(after stating the facts). The concealment of the fact that one of the contracting parties had a Venereal disease at the time of the marriage is not a ground of divorce in this State. The relief sought by the defendant was an annulment of the marriage on the ground of fraud, and the question of the nullity of the marriage should usually be made the subject of a direct proceeding for that purpose. 26 Cyc. 907-8. But a decree annulling a marriage may be entered in a proper case, although the relief asked is a divorce; and the defendant in a divorce proceeding may allege the nullity of the marriage and have a decree on proper proofs. 26 Cyc. 900; Bassett v. Bassett, 9 Bush. (Ky.) 696 and Nadra v. Nadra, 79 Mich. 591, 44 N. W. 1046. So, although the defendant asks for a divorce in his cross complaint, we will treat it as if he had prayed for an annulment of the marriage. The defendant proved by several physicians who had thoroughly examined and treated the plaintiff that she had syphilis in its tertiary stage and had had it for eleven years or more. One of them testified that she was incurable and that her condition was such that she might communicate it to her husband by having sexual intercourse with him. That she concealed from him that she had this disease prior to their marriage. Therefore, he contends that this is ground for the annulment of the marriage on the ground of fraud. The authorities on this question are in direct conflict, and we do not deem it necessary to decide it, for the reason that we think that a waiver of his rights to the annulment of the marriage on this ground sufficiently appears from the record.
According to the testimony of Dr. Martin, he treated plaintiff from the fall of 1915 until mid-summer 1916. He made an examination of her blood, ascertained that she had syphilis, and treated her for that disease. Defendant came to him and told him that his wife was sick and wanted him to treat her. He talked with defendant about the treatment to be used. On account of the war, the supply of the treatment for that disease was cut down and he spoke of this to defendant. He never doubted but that defendant understood that he was treating her for syphilis.
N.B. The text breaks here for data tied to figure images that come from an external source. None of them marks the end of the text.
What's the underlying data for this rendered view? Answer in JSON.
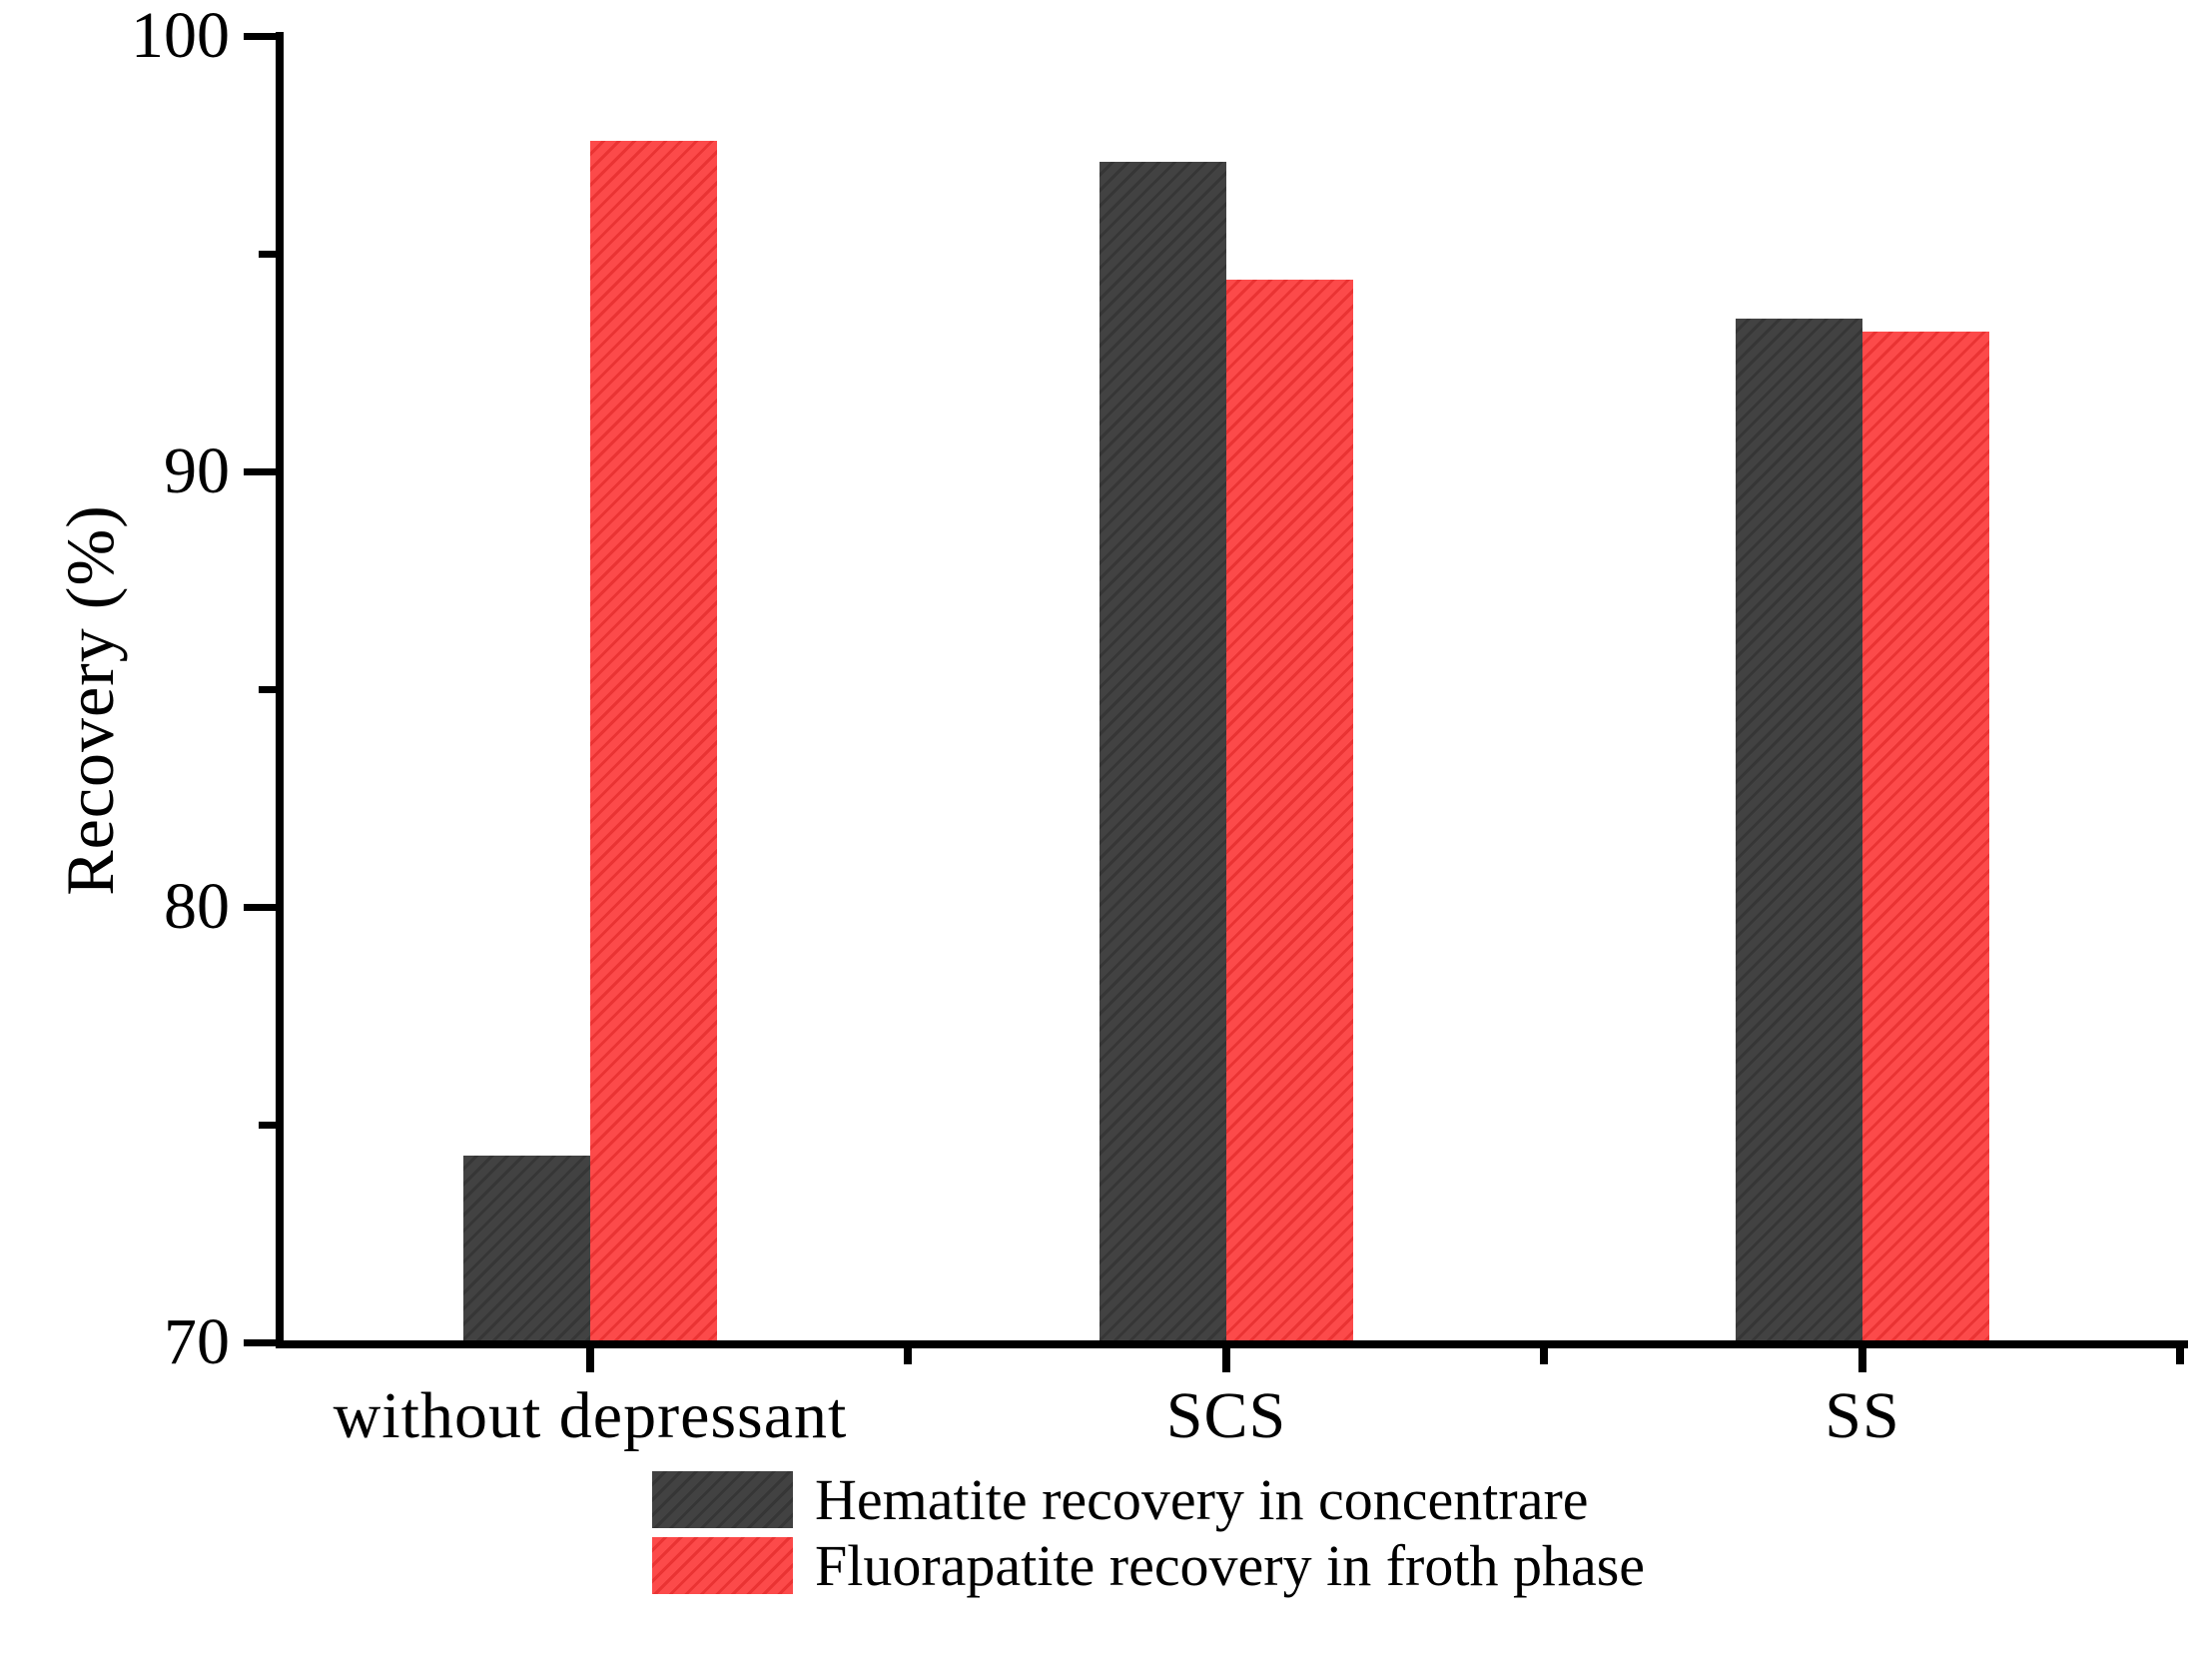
{
  "chart_data": {
    "type": "bar",
    "title": "",
    "xlabel": "",
    "ylabel": "Recovery (%)",
    "categories": [
      "without depressant",
      "SCS",
      "SS"
    ],
    "series": [
      {
        "name": "Hematite recovery in concentrare",
        "color": "#424242",
        "hatch_color": "#363636",
        "values": [
          74.3,
          97.1,
          93.5
        ]
      },
      {
        "name": "Fluorapatite recovery in froth phase",
        "color": "#fc4a4a",
        "hatch_color": "#ea3333",
        "values": [
          97.6,
          94.4,
          93.2
        ]
      }
    ],
    "ylim": [
      70,
      100
    ],
    "yticks_major": [
      70,
      80,
      90,
      100
    ],
    "yticks_minor": [
      75,
      85,
      95
    ],
    "y_tick_labels": [
      "70",
      "80",
      "90",
      "100"
    ],
    "grid": false,
    "legend_position": "bottom-center",
    "bar_hatch": "diagonal"
  },
  "colors": {
    "axis": "#000000",
    "background": "#ffffff",
    "text": "#000000",
    "series_hematite": "#424242",
    "series_fluorapatite": "#fc4a4a"
  }
}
He talked with defendant from time to time and defendant knew what was being done in the treatment of his wife. Other physicians told of their treatment of plaintiff for the same disease in 1912 and 1914. They do not say that they told defendant that they were treating her for syphilis, but defendant knew that they were treating her. He admits that she told him before their marriage that she had some female ailment and that he consulted a physician about her and that the physician told him that he could cure her. The plaintiff testified that defendant showed her an application for a life insurance policy in which he stated that he had been afflicted with gonorrhea and that it was worse than syphilis. This shows that the defendant had some knowledge about these diseases. It is true the defendant denied any knowledge that plaintiff had syphilis when he married her, but when the testimony of the physician who is not shown to have any interest in the matter whatever, is considered in the light of the other facts and circumstances, we are of the opinion that a clear preponderance of evidence shows that the defendant had the knowledge that his wife had the syphilis for at least a year prior to their separation. This being true he is not entitled to an annulment of the marriage. He continued to live with his wife for a year or more after knowledge that she had syphilis, which he knew to be a commuicable disease, thus affirming the marriage relation notwithstanding the fraud, and is therefore barred of any action for annulment. Hence, we think the facts presented by the record show a waiver of the fraud, which is claimed was the basis of the action for annulment.
' This brings us to the question of the plaintiff’s right to a divorce. But little need be said on this branch of the case. If her testimony is true and is corroborated, it is sufficient to entitle her to a divorce. According to her testimony he continually called her a whore and accompanied the epithet with an oath. This was done systematically and repeatedly for more than a year prior to their separation. It is true he denies this, but in his testimony, he accuses plaintiff of leaving her daughter and going out for the purpose of having intercourse with men for hire. This shows his mental attitude toward plaintiff. The daughter of plaintiff corroborated her in every respect. She was 16 years old when the separation took place. Her testimony shows that she was of average intelligence. We think a preponderance of the evidence is in favor of the plaintiff and that she is entitled to a divorce.
This brings us to a consideration of the separation agreement. It was made after their separation and after they had decided not to live together again. The plaintiff claims that she was deceived in making it. Her attorneys at the time, however, said that it was thoroughly explained to her and that she fully understood it at the time she signed it. It has been performed by the defendant. No useful purpose could be served by setting it out or commenting in detail upon the evidence relating to this branch of the case. It was fair to both parties and we think the chancellor was right in upholding it. McConnell v. McConnell, 98 Ark. 193. The defendant is a mail carrier in the city of Hot Springs and has no other means than his monthly salary.
Therefore, the plaintiff’s attorneys will be allowed an additional fee of only twenty-five dollars for the services performed by them on appeal.
It follows that the chancellor erred in not granting the plaintiff a divorce, and in granting an annulment of the marriage as prayed for by the defendant. For these errors the decree will be reversed and the cause remanded with directions to the chancellor to enter a decree in accordance with the opinion.